Il virus e il lavoro invisibile

La realtà che stiamo vivendo sta facendo venire alla luce aspetti che coinvolgono sempre più la nostra vita individuale e quella sociale e che vanno oltre quelli, pur molto drammatici, dell’infezione e della morte da coronavirus. La vita del singolo individuo è messa a dura prova dai decreti ‘a tempo’ da rispettare, piuttosto restrittivi e di durata oggi non determinabile, emanati – comunque – a tutela della comunità. Le pandemie non sono eventi frequenti e l’uomo non è preparato a modificare le sue ‘abitudini’ di vita. Queste non si possono cambiare a colpi di decreti, si cambiano con altre abitudini.

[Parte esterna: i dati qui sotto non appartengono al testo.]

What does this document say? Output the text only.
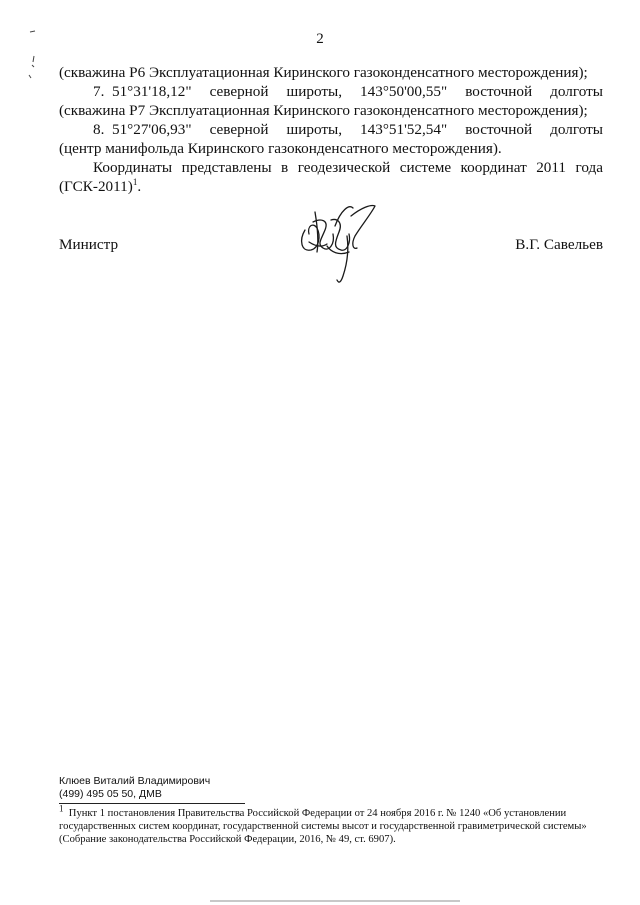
2
(скважина Р6 Эксплуатационная Киринского газоконденсатного месторождения);
7. 51°31'18,12" северной широты, 143°50'00,55" восточной долготы
(скважина Р7 Эксплуатационная Киринского газоконденсатного месторождения);
8. 51°27'06,93" северной широты, 143°51'52,54" восточной долготы
(центр манифольда Киринского газоконденсатного месторождения).
Координаты представлены в геодезической системе координат 2011 года
$(ГСК-2011)^1$.
Министр	В.Г. Савельев
Клюев Виталий Владимирович
(499) 495 05 50, ДМВ
$^1$ Пункт 1 постановления Правительства Российской Федерации от 24 ноября 2016 г. № 1240 «Об установлении государственных систем координат, государственной системы высот и государственной гравиметрической системы» (Собрание законодательства Российской Федерации, 2016, № 49, ст. 6907).
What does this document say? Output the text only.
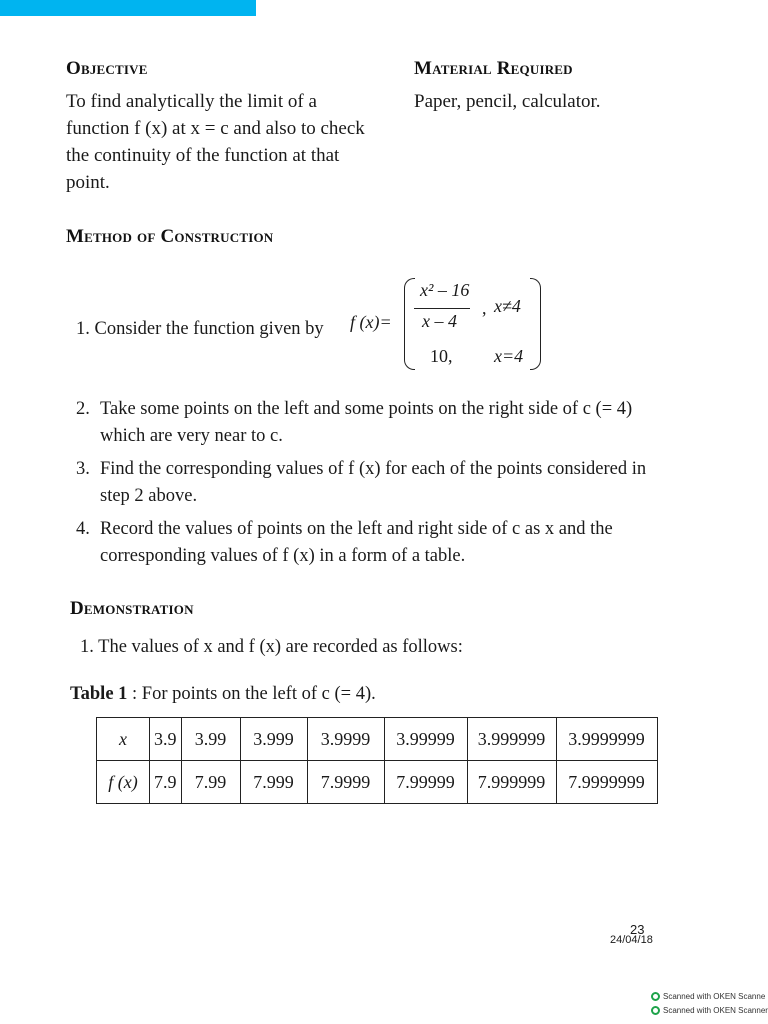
Objective
To find analytically the limit of a
function f (x) at x = c and also to check
the continuity of the function at that
point.
Material Required
Paper, pencil, calculator.
Method of Construction
1. Consider the function given by f (x)=
x² – 16
x – 4
, x≠4
10, x=4
2. Take some points on the left and some points on the right side of c (= 4)
which are very near to c.
3. Find the corresponding values of f (x) for each of the points considered in
step 2 above.
4. Record the values of points on the left and right side of c as x and the
corresponding values of f (x) in a form of a table.
Demonstration
1. The values of x and f (x) are recorded as follows:
Table 1 : For points on the left of c (= 4).
x	3.9	3.99	3.999	3.9999	3.99999	3.999999	3.9999999
f (x)	7.9	7.99	7.999	7.9999	7.99999	7.999999	7.9999999
23
24/04/18
Scanned with OKEN Scanne
Scanned with OKEN Scanner
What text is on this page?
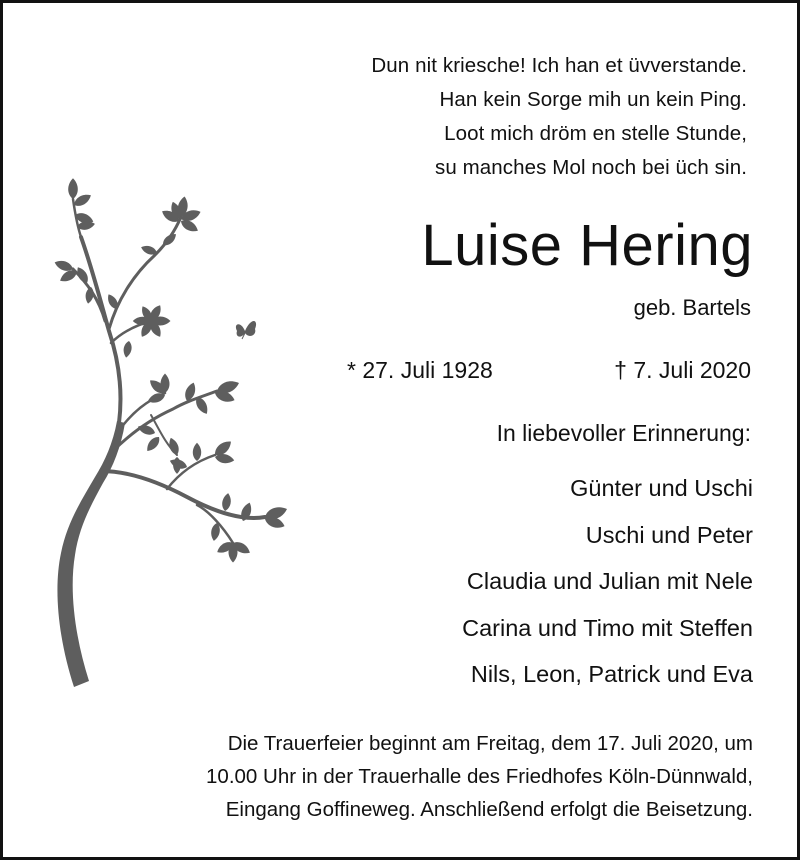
Dun nit kriesche! Ich han et üvverstande.
Han kein Sorge mih un kein Ping.
Loot mich dröm en stelle Stunde,
su manches Mol noch bei üch sin.
Luise Hering
geb. Bartels
* 27. Juli 1928	† 7. Juli 2020
In liebevoller Erinnerung:
Günter und Uschi
Uschi und Peter
Claudia und Julian mit Nele
Carina und Timo mit Steffen
Nils, Leon, Patrick und Eva
Die Trauerfeier beginnt am Freitag, dem 17. Juli 2020, um
10.00 Uhr in der Trauerhalle des Friedhofes Köln-Dünnwald,
Eingang Goffineweg. Anschließend erfolgt die Beisetzung.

In qualunque società libera le leggi senza le abitudini soccombono o durano poco e di fronte a problemi dove il bene dei singoli e il bene di tutti si implicano strettamente, la legge incontra limiti di efficacia se non può contare sulla partecipazione responsabile di ciascuno e di tutti[1].

Il virus, fra l’altro, ha accelerato la rivoluzione digitale, agendo sul singolo e sulla collettività, e anche la transizione della comunità globale verso una società contact-less. Non sappiamo se sarà migliore o peggiore di quella fisica di adesso, noi riluttanti uomini schizoidi del XXI secolo, però, non sappiamo ancora come comportarci[2]. A livello individuale, nel dopo lockdown gli psichiatri hanno registrato molte diagnosi di disturbo post-traumatico da stress e raccomandano che dobbiamo imparare a gestire il nostro benessere psichico in questo periodo incerto in termini di eventi e di durata; l’antidoto più forte indicato è l’impegno in un progetto collettivo, come la protezione personale e altrui attraverso il rigoroso rispetto delle nome sanitarie che ci consente di guardare al futuro; vanno condivise le proprie emozioni e preoccupazioni, vanno mantenute o riprese alcune ‘buone’ abitudini (spazio per leggere, ascoltare musica, alimentarsi in modo sano, esercizi di rilassamento) e vanno trovati i modi per scongiurare vissuti di solitudine e isolamento[3], anche se non possiamo incontrarci facilmente ‘in presenza’ ma ‘in remoto’.